Understanding posttraumatic stress disorder: insights from the methylome

Abstract

Genome-wide association studies (GWAS) have identified numerous disease-associated variants; however, these variants have a minor effect on disease and explain only a small amount of the heritability of complex disorders. The search for the missing heritability has shifted attention to rare variants, copy number variants, copy neutral variants and epigenetic modifications. The central role of epigenetics, and specifically DNA methylation, in disease susceptibility and progression has become more apparent in recent years. Epigenetic mechanisms facilitate the response to environmental changes and challenges by regulating gene expression.
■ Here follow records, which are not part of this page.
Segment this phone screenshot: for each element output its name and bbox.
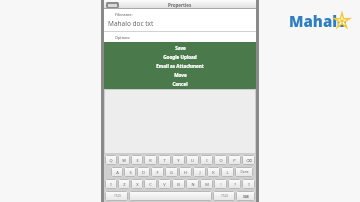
staticText: ⇧	[247, 182, 251, 187]
staticText: W	[122, 158, 126, 163]
button[interactable]: R	[144, 155, 157, 165]
staticText: N	[191, 182, 195, 187]
button[interactable]: O	[214, 155, 227, 165]
staticText: F	[156, 170, 159, 175]
staticText: I	[206, 158, 208, 163]
staticText: Email as Attachment	[156, 63, 204, 69]
button[interactable]: Google Upload	[104, 52, 256, 61]
button[interactable]: W	[118, 155, 130, 165]
button[interactable]: Move	[104, 70, 256, 79]
staticText: X	[136, 182, 139, 187]
button[interactable]: ?	[228, 179, 241, 189]
button[interactable]: E	[131, 155, 143, 165]
button[interactable]: U	[186, 155, 199, 165]
button[interactable]: Save	[104, 43, 256, 52]
staticText: K	[212, 170, 215, 175]
button[interactable]: Email as Attachment	[104, 61, 256, 70]
staticText: D	[142, 170, 145, 175]
button[interactable]: H	[179, 167, 192, 177]
staticText: ⇧	[109, 182, 113, 187]
button[interactable]: M	[200, 179, 213, 189]
button[interactable]: F	[151, 167, 164, 177]
button[interactable]: ⇧	[105, 179, 117, 189]
staticText: G	[170, 170, 173, 175]
staticText: Mahalo doc txt	[108, 19, 154, 28]
button[interactable]: Space	[129, 191, 212, 201]
staticText: Mahalo	[289, 11, 347, 31]
button[interactable]: V	[158, 179, 171, 189]
button[interactable]: ⇧	[242, 179, 255, 189]
button[interactable]: K	[207, 167, 220, 177]
staticText: V	[163, 182, 166, 187]
staticText: Done	[240, 170, 249, 174]
button[interactable]: J	[193, 167, 206, 177]
staticText: Cancel	[172, 81, 188, 87]
button[interactable]: !	[214, 179, 227, 189]
staticText: Properties	[168, 2, 192, 8]
staticText: U	[191, 158, 194, 163]
button[interactable]: Q	[105, 155, 117, 165]
button[interactable]: ⌫	[242, 155, 255, 165]
staticText: !	[220, 182, 222, 187]
staticText: ⌨	[243, 194, 249, 199]
button[interactable]: L	[221, 167, 234, 177]
button[interactable]: T	[158, 155, 171, 165]
button[interactable]: Back	[106, 2, 119, 8]
button[interactable]: B	[172, 179, 185, 189]
staticText: ?	[234, 182, 236, 187]
button[interactable]: I	[200, 155, 213, 165]
staticText: ⌫	[246, 158, 252, 163]
staticText: P	[233, 158, 236, 163]
button[interactable]: C	[144, 179, 157, 189]
staticText: Z	[123, 182, 126, 187]
staticText: C	[149, 182, 152, 187]
staticText: Y	[177, 158, 180, 163]
staticText: Google Upload	[163, 54, 197, 60]
button[interactable]: P	[228, 155, 241, 165]
button[interactable]: X	[131, 179, 143, 189]
staticText: T	[163, 158, 166, 163]
button[interactable]: ⌨	[236, 191, 255, 201]
staticText: M	[205, 182, 209, 187]
staticText: B	[177, 182, 180, 187]
button[interactable]: Y	[172, 155, 185, 165]
button[interactable]: A	[111, 167, 123, 177]
button[interactable]: Done	[235, 167, 253, 177]
button[interactable]: .?123	[105, 191, 128, 201]
button[interactable]: D	[137, 167, 150, 177]
button[interactable]: G	[165, 167, 178, 177]
staticText: Move	[174, 72, 187, 78]
staticText: L	[226, 170, 229, 175]
staticText: S	[129, 170, 132, 175]
staticText: R	[149, 158, 152, 163]
staticText: Q	[109, 158, 113, 163]
staticText: O	[219, 158, 223, 163]
staticText: Filename:	[115, 12, 133, 17]
button[interactable]: Cancel	[104, 79, 256, 88]
staticText: H	[184, 170, 187, 175]
staticText: Options:	[115, 35, 131, 40]
staticText: E	[136, 158, 139, 163]
button[interactable]: Z	[118, 179, 130, 189]
staticText: .?123	[113, 194, 121, 198]
staticText: J	[199, 170, 201, 175]
staticText: Save	[175, 45, 186, 51]
staticText: A	[116, 170, 119, 175]
button[interactable]: .?123	[213, 191, 235, 201]
button[interactable]: S	[124, 167, 136, 177]
button[interactable]: N	[186, 179, 199, 189]
staticText: .?123	[220, 194, 228, 198]
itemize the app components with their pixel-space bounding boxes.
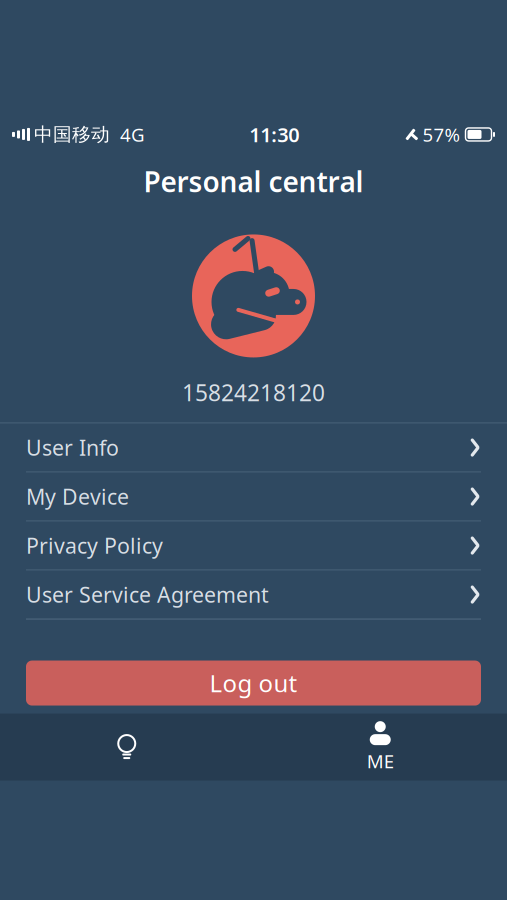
staticText: ME: [367, 749, 394, 774]
staticText: 57%: [422, 122, 460, 147]
button[interactable]: My Device: [0, 473, 507, 521]
staticText: 中国移动: [34, 123, 110, 146]
staticText: 11:30: [249, 121, 299, 148]
staticText: My Device: [26, 482, 129, 511]
button[interactable]: User Service Agreement: [0, 571, 507, 619]
button[interactable]: Privacy Policy: [0, 522, 507, 570]
staticText: User Info: [26, 433, 119, 462]
staticText: Log out: [210, 667, 298, 699]
staticText: 15824218120: [182, 377, 325, 408]
button[interactable]: User Info: [0, 424, 507, 472]
staticText: 4G: [120, 122, 145, 147]
button[interactable]: Tips: [0, 714, 254, 781]
button[interactable]: Log out: [26, 661, 481, 706]
staticText: Personal central: [144, 163, 364, 200]
button[interactable]: ME: [254, 714, 507, 781]
staticText: User Service Agreement: [26, 580, 269, 609]
staticText: Privacy Policy: [26, 531, 163, 560]
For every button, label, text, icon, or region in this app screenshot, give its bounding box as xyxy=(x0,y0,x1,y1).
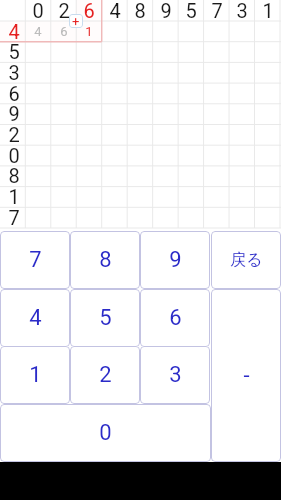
staticText: 8 xyxy=(99,247,112,273)
staticText: 1 xyxy=(262,0,274,20)
staticText: 5 xyxy=(185,0,197,20)
staticText: 5 xyxy=(8,40,20,61)
staticText: 1 xyxy=(8,185,20,206)
staticText: 0 xyxy=(99,420,112,446)
staticText: 8 xyxy=(8,164,20,185)
staticText: 2 xyxy=(99,362,112,388)
staticText: 1 xyxy=(29,362,42,388)
staticText: + xyxy=(72,14,80,28)
staticText: 8 xyxy=(134,0,146,20)
button[interactable]: 9 xyxy=(140,231,210,289)
button[interactable]: 6 xyxy=(140,289,210,347)
staticText: 4 xyxy=(8,20,20,41)
staticText: 4 xyxy=(29,305,42,331)
button[interactable]: - xyxy=(211,289,281,462)
staticText: 4 xyxy=(109,0,121,20)
staticText: 6 xyxy=(83,0,95,20)
button[interactable]: 2 xyxy=(70,346,140,404)
staticText: 5 xyxy=(99,305,112,331)
staticText: 7 xyxy=(8,206,20,227)
staticText: 9 xyxy=(160,0,172,20)
button[interactable]: 0 xyxy=(0,404,211,462)
button[interactable]: 1 xyxy=(0,346,70,404)
staticText: 6 xyxy=(169,305,182,331)
staticText: 6 xyxy=(60,24,68,39)
staticText: 0 xyxy=(32,0,44,20)
button[interactable]: 4 xyxy=(0,289,70,347)
other: Operator plus xyxy=(69,14,83,28)
staticText: 7 xyxy=(29,247,42,273)
staticText: 9 xyxy=(8,102,20,123)
button[interactable]: 8 xyxy=(70,231,140,289)
staticText: 3 xyxy=(169,362,182,388)
staticText: 9 xyxy=(169,247,182,273)
staticText: 2 xyxy=(58,0,70,20)
staticText: 3 xyxy=(8,61,20,82)
staticText: 2 xyxy=(8,123,20,144)
staticText: 戻る xyxy=(230,250,263,270)
button[interactable]: 3 xyxy=(140,346,210,404)
button[interactable]: 7 xyxy=(0,231,70,289)
staticText: - xyxy=(243,363,250,389)
staticText: 3 xyxy=(236,0,248,20)
staticText: 7 xyxy=(211,0,223,20)
button[interactable]: 5 xyxy=(70,289,140,347)
button[interactable]: 戻る xyxy=(211,231,281,289)
staticText: 6 xyxy=(8,82,20,103)
staticText: 0 xyxy=(8,144,20,165)
staticText: 1 xyxy=(85,24,93,39)
staticText: 4 xyxy=(34,24,42,39)
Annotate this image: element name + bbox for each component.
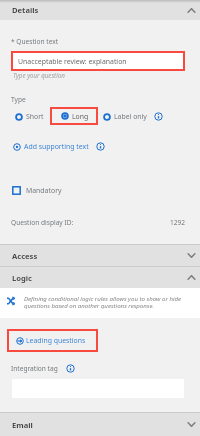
button[interactable]: Email	[0, 413, 200, 436]
button[interactable]: Details	[0, 0, 200, 20]
staticText: 1292	[170, 218, 186, 227]
button[interactable]: Unacceptable review: explanation	[13, 53, 183, 69]
button[interactable]: Add supporting text	[13, 141, 89, 152]
staticText: Email	[12, 420, 33, 430]
staticText: Label only	[114, 112, 147, 121]
staticText: Details	[12, 5, 39, 15]
staticText: Leading questions	[26, 336, 86, 345]
button[interactable]: Mandatory	[12, 185, 62, 196]
staticText: Long	[72, 112, 89, 121]
staticText: Mandatory	[26, 186, 62, 195]
staticText: Access	[12, 251, 38, 261]
button[interactable]: Leading questions	[9, 331, 96, 350]
staticText: Question display ID:	[11, 218, 74, 227]
button[interactable]: More information about supporting text	[96, 142, 105, 151]
button[interactable]: Short	[15, 112, 44, 121]
button[interactable]: Logic	[0, 267, 200, 288]
staticText: Short	[26, 112, 44, 121]
staticText: Type your question	[13, 71, 65, 79]
button[interactable]: More information about question type	[154, 112, 163, 121]
button[interactable]: Label only	[103, 112, 147, 121]
staticText: Unacceptable review: explanation	[18, 57, 127, 66]
staticText: Add supporting text	[24, 142, 89, 151]
button[interactable]: Access	[0, 245, 200, 266]
staticText: * Question text	[11, 37, 59, 46]
staticText: Logic	[12, 273, 32, 283]
button[interactable]: Long	[52, 109, 96, 123]
staticText: Defining conditional logic rules allows …	[24, 294, 194, 309]
staticText: Integration tag	[11, 364, 58, 373]
staticText: Type	[11, 95, 26, 104]
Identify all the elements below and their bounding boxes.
This makes the study of DNA methylation in psychiatric disorders such as posttraumatic stress disorder (PTSD) highly salient, as the environment plays such a vital role in disease aetiology. The epigenome is dynamic and can be modulated by numerous factors, including learning and memory, which are important in the context of PTSD. Numerous studies have shown the effects of early life events, such as maternal separation and traumas during adulthood, on DNA methylation patterns and subsequent gene expression profiles. Aberrations in adaptive DNA methylation contribute to disease susceptibility when an organism is unable to effectively respond to environmental demands. Epigenetic mechanisms are also involved in higher order brain functions. Dysregulation of methylation is associated with neurodevelopmental and neurodegenerative cognitive disorders, affective disorders, addictive behaviours and altered stress responses. A thorough understanding of how the environment, methylome and transcriptome interact and influence each other in the context of fear and anxiety is integral to our understanding and treatment of stress-related disorders such as PTSD.